Republished August 5, 2014, 10:35 a.m., text was edited to clarify content.
Natural gas production in the Marcellus Region exceeded 15 billion cubic feet per day (Bcf/d) through July, the first time ever recorded, according to EIA's latest Drilling Productivity Report. The Marcellus Region, mostly located in West Virginia and Pennsylvania, is the largest producing shale gas basin in the United States, accounting for almost 40% of U.S. shale gas production. Marcellus Region production has increased dramatically over the past four years, increasing from 2 Bcf/d in 2010 to its current level.
The rig count in the Marcellus Region has remained steady at around 100 rigs over the past 10 months. Given the continued improvement in drilling productivity, which EIA measures as new-well production per rig, EIA expects natural gas production in the Marcellus Region to continue to grow. With 100 rigs in operation and with each rig supporting more than 6 million cubic feet per day in new-well production each month, new Marcellus Region wells coming online in August are expected to deliver over 600 million cubic feet per day (MMcf/d) of additional production. This production from new wells is more than enough to offset the anticipated drop in production that results from existing well decline rates, increasing the production rate by 247 MMcf/d.
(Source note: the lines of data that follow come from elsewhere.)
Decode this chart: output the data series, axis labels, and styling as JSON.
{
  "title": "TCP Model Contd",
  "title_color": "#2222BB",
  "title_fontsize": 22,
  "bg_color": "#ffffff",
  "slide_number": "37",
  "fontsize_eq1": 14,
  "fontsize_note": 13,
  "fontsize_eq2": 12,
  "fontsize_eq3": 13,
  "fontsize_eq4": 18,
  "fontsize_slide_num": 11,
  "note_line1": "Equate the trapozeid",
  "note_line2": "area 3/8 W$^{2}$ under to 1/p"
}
Source: U.S. Energy Information Administration, based on Bloomberg Note: Dominion South is located in southwest Pennsylvania.
Increases in Marcellus Region production have wide-ranging effects, including contributing to record natural gas storage injections. Also, rising production in the Marcellus Region has outpaced growth in the region's pipeline capacity, which has resulted in multiple pipeline expansion projects focused on removing bottlenecks in the Marcellus Region. As pipeline capacity is increased, markets in the Northeast gain greater access to Marcellus Region gas, which can result in stabilized or decreased prices. Natural gas prices in the Northeast, such as the Dominion South trading point in southwestern Pennsylvania, have increasingly been below the Henry Hub price, in part because of increased access to Marcellus gas. Production in the Marcellus Region surpassed winter demand for natural gas in Pennsylvania and West Virginia several years ago and is now on track to be enough to equal the demand in those states plus New York, New Jersey, Delaware, Maryland, and Virginia combined.